Silah alımının en fazla olduğu yerlere bakıldığında ise emperyalist güçlerin en etkin olduğu ve dalaşların en yoğun olduğu Ortadoğu, Asya ve Afrika ülkeleri olduğunu görüyoruz. Örneğin, Hindistan’ın silah alımları son 5 yılda %43 oranında artmış. Asya ve Okyanusya ülkeleri silah alımlarını %7,7 artırarak silah ithalatında payını %43’e çıkarmış durumda. Ortadoğu ülkeleri ise son 5 yılda %86 oranında silah alımlarını artırarak silah ithalatında ki paylarını %29 çıkarmış. Özellikle Ortadoğu’nun, dünyanın en büyük silah stoklarına sahip olması Emperyalistlerin bu bölgede ki ekonomik, siyasi, sosyal çelişkileri körükleyerek silahlanmaya bir yarış niteliği kazandırmasından ileri gelmektedir. Savunma ve gücünün tesisi iddialarıyla Ortadoğu’nun tüm kaynaklarının büyük bir bölümü bu silahlanma yarışında tüketilmekte. Bölge silah tekellerinin en iyi pazarı konumunda ve buradaki tüm ülkeler en iyi silahlara sahip olabilmek için milyonlarca dolar harcamaktadırlar.

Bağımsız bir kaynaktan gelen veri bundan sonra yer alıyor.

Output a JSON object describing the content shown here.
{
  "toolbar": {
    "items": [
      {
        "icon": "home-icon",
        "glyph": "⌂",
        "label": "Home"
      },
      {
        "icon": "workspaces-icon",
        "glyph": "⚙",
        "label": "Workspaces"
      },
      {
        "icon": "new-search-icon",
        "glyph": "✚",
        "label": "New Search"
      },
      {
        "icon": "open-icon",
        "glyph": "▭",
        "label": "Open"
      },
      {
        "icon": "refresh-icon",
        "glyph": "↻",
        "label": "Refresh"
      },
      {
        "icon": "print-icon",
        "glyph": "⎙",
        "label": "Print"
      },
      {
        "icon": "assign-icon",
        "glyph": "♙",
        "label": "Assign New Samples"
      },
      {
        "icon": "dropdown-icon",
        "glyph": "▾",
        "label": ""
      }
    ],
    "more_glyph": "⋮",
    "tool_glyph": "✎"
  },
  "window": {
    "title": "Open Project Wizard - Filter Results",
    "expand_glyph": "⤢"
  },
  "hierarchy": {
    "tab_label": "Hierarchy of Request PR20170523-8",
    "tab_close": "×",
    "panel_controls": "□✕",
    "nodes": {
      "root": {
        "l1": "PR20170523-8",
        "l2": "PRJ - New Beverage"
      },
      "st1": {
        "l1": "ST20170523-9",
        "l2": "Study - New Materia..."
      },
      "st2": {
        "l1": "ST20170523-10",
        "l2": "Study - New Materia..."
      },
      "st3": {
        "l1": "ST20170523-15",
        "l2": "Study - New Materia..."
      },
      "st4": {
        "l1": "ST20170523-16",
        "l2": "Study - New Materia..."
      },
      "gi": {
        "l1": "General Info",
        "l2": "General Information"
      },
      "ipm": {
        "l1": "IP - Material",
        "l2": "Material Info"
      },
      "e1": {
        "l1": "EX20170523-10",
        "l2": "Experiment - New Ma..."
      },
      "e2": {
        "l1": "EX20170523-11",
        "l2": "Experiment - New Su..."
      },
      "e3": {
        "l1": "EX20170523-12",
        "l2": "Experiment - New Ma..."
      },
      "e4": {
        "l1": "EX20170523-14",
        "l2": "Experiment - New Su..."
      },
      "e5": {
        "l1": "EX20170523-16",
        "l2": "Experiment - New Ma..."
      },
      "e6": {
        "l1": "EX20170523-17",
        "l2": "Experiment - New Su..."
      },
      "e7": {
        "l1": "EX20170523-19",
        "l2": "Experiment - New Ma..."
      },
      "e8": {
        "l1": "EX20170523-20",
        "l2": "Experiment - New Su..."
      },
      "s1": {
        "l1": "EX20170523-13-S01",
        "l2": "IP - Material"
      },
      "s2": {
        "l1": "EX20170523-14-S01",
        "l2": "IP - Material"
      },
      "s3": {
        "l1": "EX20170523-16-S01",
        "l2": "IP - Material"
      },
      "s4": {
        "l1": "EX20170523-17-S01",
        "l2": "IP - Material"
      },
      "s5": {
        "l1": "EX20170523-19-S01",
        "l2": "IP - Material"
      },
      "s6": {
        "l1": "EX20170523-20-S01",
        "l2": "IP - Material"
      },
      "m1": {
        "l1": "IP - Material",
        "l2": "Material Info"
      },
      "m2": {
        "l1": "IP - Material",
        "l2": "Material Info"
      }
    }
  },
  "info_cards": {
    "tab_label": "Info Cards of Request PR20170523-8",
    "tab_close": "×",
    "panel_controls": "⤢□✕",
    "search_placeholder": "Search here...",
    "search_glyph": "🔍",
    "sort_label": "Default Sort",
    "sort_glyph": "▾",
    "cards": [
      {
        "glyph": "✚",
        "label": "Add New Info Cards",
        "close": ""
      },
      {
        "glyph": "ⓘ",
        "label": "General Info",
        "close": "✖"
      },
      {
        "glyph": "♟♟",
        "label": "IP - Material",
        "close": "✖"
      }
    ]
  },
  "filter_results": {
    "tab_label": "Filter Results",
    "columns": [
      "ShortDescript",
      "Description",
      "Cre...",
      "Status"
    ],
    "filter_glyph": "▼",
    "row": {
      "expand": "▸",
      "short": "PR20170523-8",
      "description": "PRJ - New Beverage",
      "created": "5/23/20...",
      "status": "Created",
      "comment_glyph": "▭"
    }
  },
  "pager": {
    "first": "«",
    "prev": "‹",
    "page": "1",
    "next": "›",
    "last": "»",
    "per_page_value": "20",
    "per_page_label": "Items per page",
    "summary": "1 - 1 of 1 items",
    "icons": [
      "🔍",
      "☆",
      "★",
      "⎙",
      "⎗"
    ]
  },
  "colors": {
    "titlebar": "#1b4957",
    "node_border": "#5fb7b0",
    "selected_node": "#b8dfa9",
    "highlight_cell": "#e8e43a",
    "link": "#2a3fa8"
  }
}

Silah alımlarının en yoğun olduğu ülkelerin bir diğer özelliğinin de emperyalizme bağımlılıkta ortaklaştıklarını ve kendi silah ve savunma sistemini yaratacak teknik donanıma, birikime ve üretim kapasitesine sahip olmamalarının olduğunu, emperyalist ülkelerin bölgede ki sefalet savaşlarını üstlenenlerinde bu bağımlı, işbirlikçi ülkeler olduğunu görüyoruz.
Silah alım ve satımının bu kadar üst boyutlara çıkmasının nedenlerini koymaya çalışırken bir taraftanda Ortadoğu ve Afrika ülkelerinde halkın çelişkilerinin giderek derinleştiğini, 2010’ da Tunus’ta başlayıp tüm Ortadoğu’ya yayılan ve geçici olarak bastırılan halk isyanlarının hala güçlü bir dinamik olarak varlığını koruyan olması emperyalizmin ve yerli işbirlikçisi egemenlerin korkularını artırıyor olmasını da es geçmemek gerekiyor.
Gelinen aşamada Suriye iç savaşı üzerinden pastadan en büyük dilimi kapma yarışındaki emperyalist blokların birbirlerine çektikleri “restler” ve karşılıklı geliştirdikleri hamleler bölgede ki savaşın ve silahlanmanın daha da boyutlanacağını ve giderek büyüyeceğini göstermektedir. Elbette ki Türkiye’yi bu sarmalın dışında görmemek gerekiyor. Derinleşen ekonomik ve siyasi kriz Kürt düşmanlığı üzerinden geliştirdiği politikalar ve Kürt oluşumunun önüne geçebilmek için giriştiği savaş çığırtkanlığı ve hala pastadan pay alma isteği ve hayalleri ülkeyi maceracı bir savaşın içine sürüklerken Suriye gerçekliğine çevirebilir.
Son olarak diyebiliriz ki, emperyalistler için “bir damla kan bir damla petrol” gerçekliği bugün artık anlamını yitirerek bir damla petrol için daha fazla kana dönüşmüş durumda. Kan ve petrol ise bitmeyecek olan silahlanma ve savaş demek.